The UCMA gene, located in a region of BTA13 (28.09 Mb) associated with 16mW and 24mW in ROMO, is involved in the negative control of osteogenic differentiation of osteochondrogenic precursor cells in peripheral zones of fetal cartilage and at the cartilage-bone interface (Surmann-Schmitt et al., 2008; Tagariello et al., 2008). Another region at 19.93 Mb of BTA13 associated with 24mW in ROMO (Fig. 2d) contains PNR1, which regulates diverse biological processes (Bielenberg et al., 2006), acting as coreceptor for some growth factors, such as vascular endothelial growth factor (Gu et al., 2003), hepatocyte growth factor (Sulpice et al., 2008), and platelet-derived growth factor (Banerjee et al., 2006), suggesting that PNR1 is a junction protein to growth factors that is involved in the regulation of growth and cell proliferation in different tissues (Evans et al., 2011).
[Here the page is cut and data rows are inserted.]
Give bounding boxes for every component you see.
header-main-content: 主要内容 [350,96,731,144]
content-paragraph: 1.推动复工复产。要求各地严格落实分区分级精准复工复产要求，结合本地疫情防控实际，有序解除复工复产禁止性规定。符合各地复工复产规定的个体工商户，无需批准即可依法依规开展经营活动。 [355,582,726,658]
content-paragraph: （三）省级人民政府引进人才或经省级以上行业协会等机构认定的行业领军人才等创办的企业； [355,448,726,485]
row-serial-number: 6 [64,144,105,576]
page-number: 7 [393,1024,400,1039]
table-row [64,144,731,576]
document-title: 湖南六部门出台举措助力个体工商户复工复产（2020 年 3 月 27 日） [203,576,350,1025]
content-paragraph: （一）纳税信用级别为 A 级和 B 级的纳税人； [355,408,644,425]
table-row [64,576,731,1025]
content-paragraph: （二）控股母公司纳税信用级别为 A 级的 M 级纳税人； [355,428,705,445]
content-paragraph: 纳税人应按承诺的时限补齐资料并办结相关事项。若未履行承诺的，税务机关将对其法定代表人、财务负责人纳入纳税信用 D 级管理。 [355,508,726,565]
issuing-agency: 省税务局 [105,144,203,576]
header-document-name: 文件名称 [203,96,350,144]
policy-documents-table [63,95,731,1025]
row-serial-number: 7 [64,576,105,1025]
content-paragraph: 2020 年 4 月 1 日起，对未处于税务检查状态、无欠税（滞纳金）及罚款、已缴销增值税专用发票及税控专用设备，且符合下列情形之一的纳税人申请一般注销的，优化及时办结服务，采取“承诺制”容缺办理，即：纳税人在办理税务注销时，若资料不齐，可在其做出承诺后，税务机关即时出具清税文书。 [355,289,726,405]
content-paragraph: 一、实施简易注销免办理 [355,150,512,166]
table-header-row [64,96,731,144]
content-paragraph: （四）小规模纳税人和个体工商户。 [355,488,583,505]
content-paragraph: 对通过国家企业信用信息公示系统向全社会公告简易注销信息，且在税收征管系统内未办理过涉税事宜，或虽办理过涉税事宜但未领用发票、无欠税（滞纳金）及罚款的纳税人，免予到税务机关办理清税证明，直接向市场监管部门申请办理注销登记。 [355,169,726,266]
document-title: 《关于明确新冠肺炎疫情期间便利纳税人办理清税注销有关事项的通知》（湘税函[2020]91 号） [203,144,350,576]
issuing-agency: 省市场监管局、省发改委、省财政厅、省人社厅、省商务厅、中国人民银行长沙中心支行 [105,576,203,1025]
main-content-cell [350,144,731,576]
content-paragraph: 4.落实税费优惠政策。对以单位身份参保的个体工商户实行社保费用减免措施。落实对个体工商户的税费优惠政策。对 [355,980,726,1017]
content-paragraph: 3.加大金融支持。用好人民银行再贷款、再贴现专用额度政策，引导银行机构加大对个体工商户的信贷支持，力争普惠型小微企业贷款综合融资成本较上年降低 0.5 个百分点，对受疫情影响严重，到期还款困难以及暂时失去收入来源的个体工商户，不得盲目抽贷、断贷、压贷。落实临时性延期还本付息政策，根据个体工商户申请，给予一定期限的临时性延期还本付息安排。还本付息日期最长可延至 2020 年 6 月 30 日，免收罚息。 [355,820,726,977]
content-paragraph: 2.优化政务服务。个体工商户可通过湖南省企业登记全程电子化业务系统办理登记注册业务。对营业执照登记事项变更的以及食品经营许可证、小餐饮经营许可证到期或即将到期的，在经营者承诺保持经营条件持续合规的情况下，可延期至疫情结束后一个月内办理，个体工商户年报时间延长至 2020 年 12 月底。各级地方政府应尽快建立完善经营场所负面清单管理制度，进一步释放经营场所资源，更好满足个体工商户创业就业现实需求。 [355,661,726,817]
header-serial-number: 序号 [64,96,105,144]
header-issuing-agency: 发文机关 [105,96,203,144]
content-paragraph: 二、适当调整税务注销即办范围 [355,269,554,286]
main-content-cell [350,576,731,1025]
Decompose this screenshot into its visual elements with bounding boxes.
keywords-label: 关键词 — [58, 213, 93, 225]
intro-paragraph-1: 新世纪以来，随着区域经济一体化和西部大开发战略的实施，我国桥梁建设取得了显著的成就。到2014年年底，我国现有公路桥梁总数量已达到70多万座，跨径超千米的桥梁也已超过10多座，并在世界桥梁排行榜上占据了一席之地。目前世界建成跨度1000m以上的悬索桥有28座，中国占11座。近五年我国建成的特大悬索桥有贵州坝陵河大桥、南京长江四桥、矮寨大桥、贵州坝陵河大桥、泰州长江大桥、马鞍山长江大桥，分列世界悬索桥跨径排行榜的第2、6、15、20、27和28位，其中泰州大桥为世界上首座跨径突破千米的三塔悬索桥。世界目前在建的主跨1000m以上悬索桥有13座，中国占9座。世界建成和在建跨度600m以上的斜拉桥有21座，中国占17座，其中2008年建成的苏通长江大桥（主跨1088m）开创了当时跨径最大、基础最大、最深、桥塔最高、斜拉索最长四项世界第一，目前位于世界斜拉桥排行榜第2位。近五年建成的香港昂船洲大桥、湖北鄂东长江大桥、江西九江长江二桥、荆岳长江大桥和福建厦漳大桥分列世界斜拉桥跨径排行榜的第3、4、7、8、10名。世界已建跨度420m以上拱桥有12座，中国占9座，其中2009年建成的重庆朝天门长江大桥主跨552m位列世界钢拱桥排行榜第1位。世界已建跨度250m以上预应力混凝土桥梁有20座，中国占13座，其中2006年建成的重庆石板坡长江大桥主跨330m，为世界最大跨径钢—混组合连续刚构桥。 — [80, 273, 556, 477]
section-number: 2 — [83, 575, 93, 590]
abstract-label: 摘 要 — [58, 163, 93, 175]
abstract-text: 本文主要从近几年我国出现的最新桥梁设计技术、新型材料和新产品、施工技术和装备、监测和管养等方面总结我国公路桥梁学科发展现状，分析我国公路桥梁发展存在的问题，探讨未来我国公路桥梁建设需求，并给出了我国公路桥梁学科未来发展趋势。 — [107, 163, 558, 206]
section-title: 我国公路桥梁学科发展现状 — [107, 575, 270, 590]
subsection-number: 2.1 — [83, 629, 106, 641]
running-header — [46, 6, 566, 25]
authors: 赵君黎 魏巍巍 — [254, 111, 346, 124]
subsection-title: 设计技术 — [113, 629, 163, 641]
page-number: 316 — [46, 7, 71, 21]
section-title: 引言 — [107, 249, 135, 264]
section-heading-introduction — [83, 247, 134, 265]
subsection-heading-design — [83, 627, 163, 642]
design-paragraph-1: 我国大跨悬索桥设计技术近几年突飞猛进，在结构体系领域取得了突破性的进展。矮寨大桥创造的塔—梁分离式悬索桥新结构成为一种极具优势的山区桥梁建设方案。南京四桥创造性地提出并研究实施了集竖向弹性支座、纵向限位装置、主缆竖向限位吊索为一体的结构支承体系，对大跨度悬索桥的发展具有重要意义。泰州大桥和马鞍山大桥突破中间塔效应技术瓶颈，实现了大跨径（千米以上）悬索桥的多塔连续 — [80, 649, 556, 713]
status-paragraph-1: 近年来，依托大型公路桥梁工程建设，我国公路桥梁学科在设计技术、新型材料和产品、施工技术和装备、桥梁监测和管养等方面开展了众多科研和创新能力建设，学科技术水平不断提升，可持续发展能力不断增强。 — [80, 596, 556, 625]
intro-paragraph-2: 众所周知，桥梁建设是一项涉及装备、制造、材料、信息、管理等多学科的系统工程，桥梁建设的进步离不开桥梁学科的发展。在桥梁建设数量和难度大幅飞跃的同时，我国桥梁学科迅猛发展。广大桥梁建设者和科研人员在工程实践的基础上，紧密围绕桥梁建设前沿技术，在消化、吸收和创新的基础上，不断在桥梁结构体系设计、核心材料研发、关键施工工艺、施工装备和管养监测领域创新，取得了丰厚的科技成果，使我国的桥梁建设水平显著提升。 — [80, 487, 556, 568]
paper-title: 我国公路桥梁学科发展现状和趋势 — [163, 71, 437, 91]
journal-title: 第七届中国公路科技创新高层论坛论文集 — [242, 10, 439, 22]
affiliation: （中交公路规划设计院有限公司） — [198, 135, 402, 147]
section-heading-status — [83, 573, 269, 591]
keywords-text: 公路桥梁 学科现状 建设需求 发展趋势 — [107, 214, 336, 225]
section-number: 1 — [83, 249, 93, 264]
This study showed 49 DNA regions distributed on chromosomes 2, 3, 4, 5, 6, 9, 11, 13, 14, 15, 16, 19, 20, 23, 25, 26, and 27 that were associated with growth traits in BON and ROMO cattle. These regions explained a high proportion of genetic variance for these traits (> 0.15%) and contain 50 potential candidate genes with known functions related to biological processes of growth in cattle and other animal species. Some of these genomic regions were simultaneously associated with two or more growth traits and in some cases were common to both breeds (on BTA14 and BTA23). Future studies targeting these areas could provide more knowledge to uncover the genetic architecture underlying growth traits in BON an ROMO creole cattle. The genomic regions and genes identified in this study could be used to improve the prediction of genetic merit for growth traits in local cattle breeds, where there is a limitation of performance records and genealogical data.